Comme l’observe Tim Lucas dan Video Watchdog (n°163). « [dans] La Môme vert-de-gris, tout est annonciateur de Bond : le badinage qu’entretient Lemmy avec la secrétaire (très Moneypenny) de son chef au FBI, son appétit pour la bonne chère (les femmes et l’alcool en particulier), ses voyages incessants, son statut de légende parmi ses congénères, le bras de fer subtil avec un adversaire à sa mesure, jusqu’au plan final de son baiser avec l’actrice principale sur le champ de bataille où il a triomphé, tandis qu’ils attendent qu’un hélicoptère vienne les chercher».

Howard Vernon, Eddie Constantine
LA MÔME VERT-DE-GRIS (Bernard Borderie, 1953)

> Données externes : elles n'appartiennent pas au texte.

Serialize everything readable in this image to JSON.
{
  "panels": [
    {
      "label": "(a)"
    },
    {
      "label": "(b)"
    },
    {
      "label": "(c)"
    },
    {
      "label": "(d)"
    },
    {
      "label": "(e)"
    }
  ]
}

La Môme vert-de-gris regorge de clichés liés au film noir, comme le soulignent Borderie et Chaumeton : « poursuites, bagarres, boites de nuit, décors inhabituels » et « clins d’œil au public » on nage dans le pulp… Le film est sauvé par la personnalité qu’Eddie Constantine insuffle à Lemmy Caution, incapable de voir passer une femme sans lui faire des avances, qui, lorsqu’on lui propose un verre, répond invariablement : « Mettez-m’en un double ». Tim Lucas le confirme : « Le charisme jovial imperturbable de Constantine donne une autre dimension au personnage de l’agent gouvernemental.»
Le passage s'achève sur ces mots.